November 07, 2024
Column

Music soothes, for a time Blaring horn changes trip from sublime to ridiculous

The church service on that hot Sunday had been especially memorable, with two students from The Pierre Monteux School providing cello and violin duets that mesmerized the congregation, many of whom fanned themselves with hymnbooks or bulletins as their heads rhythmically swayed to the glorious music.

At another point in the service, the pianist played the introduction to the communion song, then began singing in Spanish to the wonderment of several rows of young campers who had been fidgeting before being brought to attention. “Tu has venido a la orilla, no has buscado, ni a ricos, ni a sabios.” The youngsters knew the hymn, “Pescador De Hombres,” and joined in the verses and refrain, nodding at each other and smiling.

The lilt of the tune was as gentle as rocking waves: “Lord, you have come to the seashore, neither searching for the rich nor the wise, desiring only that I should follow.” In Spanish, the words were caressing like a lullaby whispered to an infant.

Later came the rousing recessional by cellist and violinist. And later still, on the long ride home, came the unexpected sound of the trumpet. Long, drawn-out honks, followed by shorter sequences, then another two-minute blast.

Every time the steering column turned, the truck horn blared. Every time the horn blew, another motorist glared. Several cars braked, their drivers anticipating a parade perhaps, or mistaking our honking as some sort of warning. A rattled RV driver inched to the nearest turnoff, got out and checked to see if two bicycles were still attached to the rear rack. We honked on.

After rounding the corners of a country lane, we finally stopped the obnoxious vehicle only to discover the horn continued a life of its own, with or without ignition.

A look under the hood produced no clues, nor did the manual, which simply stated the obvious: The truck was equipped with a horn.
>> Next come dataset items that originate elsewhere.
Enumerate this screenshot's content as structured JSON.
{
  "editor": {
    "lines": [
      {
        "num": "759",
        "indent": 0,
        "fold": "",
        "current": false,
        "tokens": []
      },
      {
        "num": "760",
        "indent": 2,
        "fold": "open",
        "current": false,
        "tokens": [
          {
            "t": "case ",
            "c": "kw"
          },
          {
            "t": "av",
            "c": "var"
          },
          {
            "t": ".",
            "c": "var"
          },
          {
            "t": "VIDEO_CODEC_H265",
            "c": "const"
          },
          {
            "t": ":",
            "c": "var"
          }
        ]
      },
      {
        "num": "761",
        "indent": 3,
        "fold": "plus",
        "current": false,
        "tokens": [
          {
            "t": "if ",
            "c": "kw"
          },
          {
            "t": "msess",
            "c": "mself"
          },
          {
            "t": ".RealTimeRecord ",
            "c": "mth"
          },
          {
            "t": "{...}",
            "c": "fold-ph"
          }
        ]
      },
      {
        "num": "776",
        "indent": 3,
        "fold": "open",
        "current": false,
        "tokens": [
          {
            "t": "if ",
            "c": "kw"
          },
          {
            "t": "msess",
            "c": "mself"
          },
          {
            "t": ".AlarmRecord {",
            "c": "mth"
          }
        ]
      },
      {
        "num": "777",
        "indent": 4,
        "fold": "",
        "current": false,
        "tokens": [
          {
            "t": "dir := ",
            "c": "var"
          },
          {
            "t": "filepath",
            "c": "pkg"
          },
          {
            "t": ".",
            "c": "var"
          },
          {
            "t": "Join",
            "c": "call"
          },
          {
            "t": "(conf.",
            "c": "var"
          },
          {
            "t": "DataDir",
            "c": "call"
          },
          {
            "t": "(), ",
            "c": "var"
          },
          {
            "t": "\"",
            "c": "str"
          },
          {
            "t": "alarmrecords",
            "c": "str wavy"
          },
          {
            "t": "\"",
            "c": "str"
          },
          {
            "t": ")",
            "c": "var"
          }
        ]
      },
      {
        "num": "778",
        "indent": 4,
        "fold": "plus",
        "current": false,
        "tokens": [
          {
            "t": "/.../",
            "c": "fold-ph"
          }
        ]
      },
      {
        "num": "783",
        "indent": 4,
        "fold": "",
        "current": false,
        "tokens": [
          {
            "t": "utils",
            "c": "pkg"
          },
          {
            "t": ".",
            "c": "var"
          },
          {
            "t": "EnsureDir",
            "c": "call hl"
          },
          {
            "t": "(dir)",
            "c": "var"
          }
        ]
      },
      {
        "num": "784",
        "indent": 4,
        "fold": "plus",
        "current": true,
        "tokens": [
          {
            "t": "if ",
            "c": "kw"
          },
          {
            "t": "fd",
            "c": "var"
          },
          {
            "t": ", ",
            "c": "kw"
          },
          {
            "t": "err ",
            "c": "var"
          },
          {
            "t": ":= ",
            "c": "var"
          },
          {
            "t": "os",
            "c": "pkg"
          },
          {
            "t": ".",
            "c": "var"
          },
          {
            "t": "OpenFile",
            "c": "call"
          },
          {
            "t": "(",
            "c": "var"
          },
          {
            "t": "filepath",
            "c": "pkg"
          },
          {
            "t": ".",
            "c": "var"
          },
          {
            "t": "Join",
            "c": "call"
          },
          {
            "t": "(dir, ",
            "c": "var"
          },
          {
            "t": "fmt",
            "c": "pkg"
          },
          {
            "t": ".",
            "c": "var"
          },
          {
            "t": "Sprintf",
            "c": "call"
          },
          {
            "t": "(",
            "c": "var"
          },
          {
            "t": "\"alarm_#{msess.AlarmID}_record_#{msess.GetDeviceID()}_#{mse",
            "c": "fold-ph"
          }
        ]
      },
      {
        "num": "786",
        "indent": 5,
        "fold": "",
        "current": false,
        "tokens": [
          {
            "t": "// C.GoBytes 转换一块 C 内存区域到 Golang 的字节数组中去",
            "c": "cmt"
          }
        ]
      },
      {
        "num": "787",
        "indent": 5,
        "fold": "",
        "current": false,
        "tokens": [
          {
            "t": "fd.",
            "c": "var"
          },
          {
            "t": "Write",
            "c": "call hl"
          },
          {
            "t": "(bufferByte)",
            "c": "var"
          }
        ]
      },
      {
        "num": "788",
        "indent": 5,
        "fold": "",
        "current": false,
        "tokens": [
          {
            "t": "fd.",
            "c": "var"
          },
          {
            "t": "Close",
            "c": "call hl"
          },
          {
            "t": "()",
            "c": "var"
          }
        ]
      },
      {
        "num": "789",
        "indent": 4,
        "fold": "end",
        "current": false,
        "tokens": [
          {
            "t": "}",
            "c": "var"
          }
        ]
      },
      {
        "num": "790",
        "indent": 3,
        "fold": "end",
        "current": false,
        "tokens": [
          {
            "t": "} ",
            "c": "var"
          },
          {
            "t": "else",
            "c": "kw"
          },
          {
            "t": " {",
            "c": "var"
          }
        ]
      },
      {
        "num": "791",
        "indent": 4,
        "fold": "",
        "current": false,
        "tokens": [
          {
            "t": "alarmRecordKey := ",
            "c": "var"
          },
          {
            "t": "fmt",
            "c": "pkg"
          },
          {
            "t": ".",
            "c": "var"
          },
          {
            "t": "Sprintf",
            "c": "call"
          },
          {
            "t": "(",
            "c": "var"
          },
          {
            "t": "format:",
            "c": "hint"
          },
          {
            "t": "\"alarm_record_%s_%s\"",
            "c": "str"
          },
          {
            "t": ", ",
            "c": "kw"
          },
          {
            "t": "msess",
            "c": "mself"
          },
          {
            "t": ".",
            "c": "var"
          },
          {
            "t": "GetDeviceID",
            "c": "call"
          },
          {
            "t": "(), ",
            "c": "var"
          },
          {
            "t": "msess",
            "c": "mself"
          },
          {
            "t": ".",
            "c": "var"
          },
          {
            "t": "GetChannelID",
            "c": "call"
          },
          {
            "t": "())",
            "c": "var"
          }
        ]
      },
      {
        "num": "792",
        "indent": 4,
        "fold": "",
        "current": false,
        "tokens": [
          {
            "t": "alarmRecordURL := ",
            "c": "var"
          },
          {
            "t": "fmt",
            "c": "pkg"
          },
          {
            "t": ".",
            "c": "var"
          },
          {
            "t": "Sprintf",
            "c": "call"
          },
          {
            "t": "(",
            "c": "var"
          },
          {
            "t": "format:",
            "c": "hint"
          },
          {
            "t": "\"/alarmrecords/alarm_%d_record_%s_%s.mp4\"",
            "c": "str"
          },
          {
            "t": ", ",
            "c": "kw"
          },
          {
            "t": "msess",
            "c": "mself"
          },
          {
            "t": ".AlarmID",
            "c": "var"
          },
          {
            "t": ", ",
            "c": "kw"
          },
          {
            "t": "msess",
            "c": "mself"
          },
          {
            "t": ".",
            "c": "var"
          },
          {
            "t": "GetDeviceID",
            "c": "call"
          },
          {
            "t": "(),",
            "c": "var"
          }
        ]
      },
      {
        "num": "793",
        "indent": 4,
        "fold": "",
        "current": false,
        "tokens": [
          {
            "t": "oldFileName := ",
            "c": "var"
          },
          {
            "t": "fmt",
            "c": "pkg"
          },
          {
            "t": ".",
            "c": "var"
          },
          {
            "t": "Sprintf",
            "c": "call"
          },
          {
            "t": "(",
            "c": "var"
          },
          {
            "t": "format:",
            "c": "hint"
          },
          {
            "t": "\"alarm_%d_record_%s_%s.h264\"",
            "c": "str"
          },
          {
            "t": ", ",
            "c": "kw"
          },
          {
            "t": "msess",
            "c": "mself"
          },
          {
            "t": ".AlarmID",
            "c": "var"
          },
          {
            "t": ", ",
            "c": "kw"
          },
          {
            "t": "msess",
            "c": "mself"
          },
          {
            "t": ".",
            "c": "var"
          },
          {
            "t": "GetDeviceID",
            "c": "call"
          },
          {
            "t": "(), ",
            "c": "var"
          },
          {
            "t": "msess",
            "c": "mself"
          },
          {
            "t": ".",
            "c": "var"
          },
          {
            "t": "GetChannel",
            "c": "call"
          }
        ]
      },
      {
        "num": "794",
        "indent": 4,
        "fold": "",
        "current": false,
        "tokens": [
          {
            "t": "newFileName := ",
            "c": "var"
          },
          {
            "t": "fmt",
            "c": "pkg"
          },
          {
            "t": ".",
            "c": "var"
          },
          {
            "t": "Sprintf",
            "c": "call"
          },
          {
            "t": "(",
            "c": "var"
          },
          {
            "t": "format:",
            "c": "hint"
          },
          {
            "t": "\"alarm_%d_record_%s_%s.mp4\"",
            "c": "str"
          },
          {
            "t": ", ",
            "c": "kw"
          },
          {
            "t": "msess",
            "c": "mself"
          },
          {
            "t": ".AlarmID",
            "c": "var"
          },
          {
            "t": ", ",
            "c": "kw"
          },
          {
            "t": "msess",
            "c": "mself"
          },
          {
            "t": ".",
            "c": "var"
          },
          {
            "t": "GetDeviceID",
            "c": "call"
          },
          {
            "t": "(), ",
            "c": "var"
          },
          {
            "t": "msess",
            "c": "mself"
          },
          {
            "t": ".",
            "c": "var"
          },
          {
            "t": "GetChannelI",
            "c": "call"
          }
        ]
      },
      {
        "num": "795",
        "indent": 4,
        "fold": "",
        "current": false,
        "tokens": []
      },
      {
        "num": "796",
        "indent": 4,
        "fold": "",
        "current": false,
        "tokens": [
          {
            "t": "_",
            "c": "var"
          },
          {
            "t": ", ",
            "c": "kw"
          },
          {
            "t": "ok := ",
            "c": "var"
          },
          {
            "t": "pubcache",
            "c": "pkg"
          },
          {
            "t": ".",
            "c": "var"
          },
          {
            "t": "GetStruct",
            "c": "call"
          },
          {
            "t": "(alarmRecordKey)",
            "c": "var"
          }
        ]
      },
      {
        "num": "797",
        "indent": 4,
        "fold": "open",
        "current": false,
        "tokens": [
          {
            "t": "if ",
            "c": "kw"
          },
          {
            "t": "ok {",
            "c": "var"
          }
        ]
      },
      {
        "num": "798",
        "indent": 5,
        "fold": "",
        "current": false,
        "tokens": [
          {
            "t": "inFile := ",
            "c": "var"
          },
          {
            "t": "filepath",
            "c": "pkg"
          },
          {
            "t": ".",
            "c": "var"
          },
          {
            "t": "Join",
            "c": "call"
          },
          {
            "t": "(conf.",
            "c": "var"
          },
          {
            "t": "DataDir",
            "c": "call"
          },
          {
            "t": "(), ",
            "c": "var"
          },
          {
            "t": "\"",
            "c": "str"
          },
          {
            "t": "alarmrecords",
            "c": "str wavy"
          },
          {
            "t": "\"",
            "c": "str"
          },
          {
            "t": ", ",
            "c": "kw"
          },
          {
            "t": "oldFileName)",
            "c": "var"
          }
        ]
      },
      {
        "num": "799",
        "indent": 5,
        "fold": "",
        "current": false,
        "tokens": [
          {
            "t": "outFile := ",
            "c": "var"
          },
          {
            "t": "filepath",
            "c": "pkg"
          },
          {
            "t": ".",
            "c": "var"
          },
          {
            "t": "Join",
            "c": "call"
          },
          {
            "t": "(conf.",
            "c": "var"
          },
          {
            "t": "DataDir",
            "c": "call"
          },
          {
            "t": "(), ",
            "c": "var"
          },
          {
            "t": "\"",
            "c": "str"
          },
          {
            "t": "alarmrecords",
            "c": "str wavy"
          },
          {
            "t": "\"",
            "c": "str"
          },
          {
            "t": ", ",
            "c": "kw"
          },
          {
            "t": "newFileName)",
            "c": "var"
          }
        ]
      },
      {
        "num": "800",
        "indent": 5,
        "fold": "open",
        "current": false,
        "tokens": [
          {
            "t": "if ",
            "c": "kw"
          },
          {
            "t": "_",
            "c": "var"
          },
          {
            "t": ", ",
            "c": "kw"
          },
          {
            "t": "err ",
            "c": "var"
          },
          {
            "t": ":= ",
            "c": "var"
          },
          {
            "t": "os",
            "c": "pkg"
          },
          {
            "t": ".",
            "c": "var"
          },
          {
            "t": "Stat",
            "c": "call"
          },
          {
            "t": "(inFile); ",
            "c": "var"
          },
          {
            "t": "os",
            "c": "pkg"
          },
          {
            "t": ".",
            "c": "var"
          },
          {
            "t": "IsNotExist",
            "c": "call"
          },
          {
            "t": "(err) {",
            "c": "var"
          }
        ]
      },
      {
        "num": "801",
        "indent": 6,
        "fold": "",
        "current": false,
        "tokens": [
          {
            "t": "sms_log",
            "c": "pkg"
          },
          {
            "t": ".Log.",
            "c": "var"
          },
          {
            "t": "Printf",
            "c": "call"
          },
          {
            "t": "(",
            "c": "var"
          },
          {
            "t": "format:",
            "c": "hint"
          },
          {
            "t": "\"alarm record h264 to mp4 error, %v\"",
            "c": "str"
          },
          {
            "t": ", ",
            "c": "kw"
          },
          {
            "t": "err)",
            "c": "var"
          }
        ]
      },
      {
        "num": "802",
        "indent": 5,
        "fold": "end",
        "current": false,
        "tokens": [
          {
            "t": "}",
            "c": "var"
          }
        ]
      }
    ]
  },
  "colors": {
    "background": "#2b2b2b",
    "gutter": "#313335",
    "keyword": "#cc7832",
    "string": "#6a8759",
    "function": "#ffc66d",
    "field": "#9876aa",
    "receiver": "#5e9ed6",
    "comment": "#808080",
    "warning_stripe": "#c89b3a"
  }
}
There were no schematics, no instructions about disconnecting wires, no fuses to stop the beastly bugling.

Frazzled, we slammed down the hood and darted for home, trying to ignore the commotion we were causing along the highway as one after another motorist pulled over for a truck bellowing more loudly than the Egg Rock foghorn.

Mortified, we watched a station wagon topped with two kayaks edge itself onto a skimpy road shoulder so we in the big V-8 with the offensive big horn could pass, hiding our red faces as best we could behind the visors.

Even after we parked on the back road near the house – the woods, we hoped, might muffle the sounds – the erratic horn honked and honked, prompting a neighbor to wander over with his concerns.

Forty-five minutes later, when the cellist and violinist and the Spanish-singing campers were all a pleasant memory, silence returned after a long Sunday drive.

Finally, the mysterious fist-sized gadgets under the hood were yanked free of the wires leading to them. This time, the windshield wipers didn’t stop, nor did the blinker lights go on.

Captain Hornblower had figured it out.